# Distance (graph theory)

In the mathematical field of graph theory, the distance between two vertices in a graph is the number of edges in a shortest path (also called a graph geodesic) connecting them. This is also known as the geodesic distance.[1] Notice that there may be more than one shortest path between two vertices.[2] If there is no path connecting the two vertices, i.e., if they belong to different connected components, then conventionally the distance is defined as infinite.

In the case of a directed graph the distance ${\displaystyle d(u,v)}$ between two vertices ${\displaystyle u}$ and ${\displaystyle v}$ is defined as the length of a shortest directed path from ${\displaystyle u}$ to ${\displaystyle v}$ consisting of arcs, provided at least one such path exists.[3] Notice that, in contrast with the case of undirected graphs, ${\displaystyle d(u,v)}$ does not necessarily coincide with ${\displaystyle d(v,u)}$, and it might be the case that one is defined while the other is not.

## Related concepts

A metric space defined over a set of points in terms of distances in a graph defined over the set is called a graph metric. The vertex set (of an undirected graph) and the distance function form a metric space, if and only if the graph is connected.

The eccentricity ${\displaystyle \epsilon (v)}$ of a vertex ${\displaystyle v}$ is the greatest distance between ${\displaystyle v}$ and any other vertex; in symbols that is ${\displaystyle \epsilon (v)=\max _{u\in V}d(v,u)}$. It can be thought of as how far a node is from the node most distant from it in the graph.
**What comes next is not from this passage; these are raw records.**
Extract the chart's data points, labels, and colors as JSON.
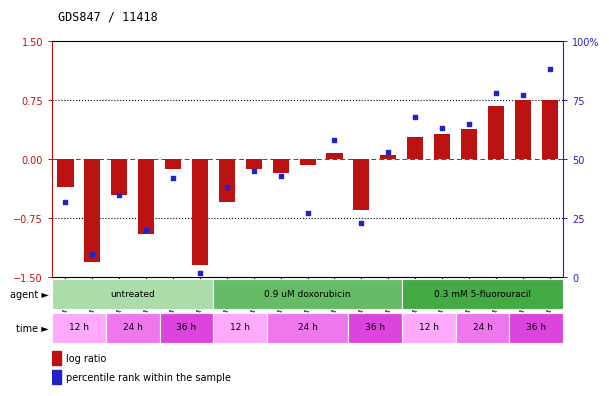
{
  "title": "GDS847 / 11418",
  "samples": [
    "GSM11709",
    "GSM11720",
    "GSM11726",
    "GSM11837",
    "GSM11725",
    "GSM11864",
    "GSM11687",
    "GSM11693",
    "GSM11727",
    "GSM11838",
    "GSM11681",
    "GSM11689",
    "GSM11704",
    "GSM11703",
    "GSM11705",
    "GSM11722",
    "GSM11730",
    "GSM11713",
    "GSM11728"
  ],
  "log_ratios": [
    -0.35,
    -1.3,
    -0.45,
    -0.95,
    -0.12,
    -1.35,
    -0.55,
    -0.12,
    -0.18,
    -0.08,
    0.08,
    -0.65,
    0.05,
    0.28,
    0.32,
    0.38,
    0.68,
    0.75,
    0.75
  ],
  "percentile_ranks": [
    32,
    10,
    35,
    20,
    42,
    2,
    38,
    45,
    43,
    27,
    58,
    23,
    53,
    68,
    63,
    65,
    78,
    77,
    88
  ],
  "bar_color": "#BB1111",
  "dot_color": "#2222CC",
  "ylim_left": [
    -1.5,
    1.5
  ],
  "ylim_right": [
    0,
    100
  ],
  "yticks_left": [
    -1.5,
    -0.75,
    0,
    0.75,
    1.5
  ],
  "yticks_right": [
    0,
    25,
    50,
    75,
    100
  ],
  "hlines_dotted": [
    0.75,
    -0.75
  ],
  "hline_red": 0.0,
  "agent_groups": [
    {
      "label": "untreated",
      "start": 0,
      "end": 6,
      "color": "#AADDAA"
    },
    {
      "label": "0.9 uM doxorubicin",
      "start": 6,
      "end": 13,
      "color": "#66BB66"
    },
    {
      "label": "0.3 mM 5-fluorouracil",
      "start": 13,
      "end": 19,
      "color": "#44AA44"
    }
  ],
  "time_groups": [
    {
      "label": "12 h",
      "start": 0,
      "end": 2,
      "color": "#FFAAFF"
    },
    {
      "label": "24 h",
      "start": 2,
      "end": 4,
      "color": "#EE77EE"
    },
    {
      "label": "36 h",
      "start": 4,
      "end": 6,
      "color": "#DD44DD"
    },
    {
      "label": "12 h",
      "start": 6,
      "end": 8,
      "color": "#FFAAFF"
    },
    {
      "label": "24 h",
      "start": 8,
      "end": 11,
      "color": "#EE77EE"
    },
    {
      "label": "36 h",
      "start": 11,
      "end": 13,
      "color": "#DD44DD"
    },
    {
      "label": "12 h",
      "start": 13,
      "end": 15,
      "color": "#FFAAFF"
    },
    {
      "label": "24 h",
      "start": 15,
      "end": 17,
      "color": "#EE77EE"
    },
    {
      "label": "36 h",
      "start": 17,
      "end": 19,
      "color": "#DD44DD"
    }
  ]
}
The radius ${\displaystyle r}$ of a graph is the minimum eccentricity of any vertex or, in symbols, ${\displaystyle r=\min _{v\in V}\epsilon (v)=\min _{v\in V}\max _{u\in V}d(v,u)}$.

The diameter ${\displaystyle d}$ of a graph is the maximum eccentricity of any vertex in the graph. That is, ${\displaystyle d}$ is the greatest distance between any pair of vertices or, alternatively, ${\displaystyle d=\max _{v\in V}\epsilon (v)}$. To find the diameter of a graph, first find the shortest path between each pair of vertices. The greatest length of any of these paths is the diameter of the graph.

A central vertex in a graph of radius ${\displaystyle r}$ is one whose eccentricity is ${\displaystyle r}$—that is, a vertex that achieves the radius or, equivalently, a vertex ${\displaystyle v}$ such that ${\displaystyle \epsilon (v)=r}$.

A peripheral vertex in a graph of diameter ${\displaystyle d}$ is one that is distance ${\displaystyle d}$ from some other vertex—that is, a vertex that achieves the diameter. Formally, ${\displaystyle v}$ is peripheral if ${\displaystyle \epsilon (v)=d}$.

A pseudo-peripheral vertex ${\displaystyle v}$ has the property that for any vertex ${\displaystyle u}$, if ${\displaystyle v}$ is as far away from ${\displaystyle u}$ as possible, then ${\displaystyle u}$ is as far away from ${\displaystyle v}$ as possible. Formally, a vertex u is pseudo-peripheral, if for each vertex v with ${\displaystyle d(u,v)=\epsilon (u)}$ holds ${\displaystyle \epsilon (u)=\epsilon (v)}$.

The partition of a graph's vertices into subsets by their distances from a given starting vertex is called the level structure of the graph.

A graph such that for every pair of vertices there is a unique shortest path connecting them is called a geodetic graph. For example, all trees are geodetic.[4]

## Algorithm for finding pseudo-peripheral vertices

Often peripheral sparse matrix algorithms need a starting vertex with a high eccentricity. A peripheral vertex would be perfect, but is often hard to calculate. In most circumstances a pseudo-peripheral vertex can be used. A pseudo-peripheral vertex can easily be found with the following algorithm:

1. Choose a vertex ${\displaystyle u}$.
2. Among all the vertices that are as far from ${\displaystyle u}$ as possible, let ${\displaystyle v}$ be one with minimal degree.
3. If ${\displaystyle \epsilon (v)>\epsilon (u)}$ then set ${\displaystyle u=v}$ and repeat with step 2, else ${\displaystyle u}$ is a pseudo-peripheral vertex.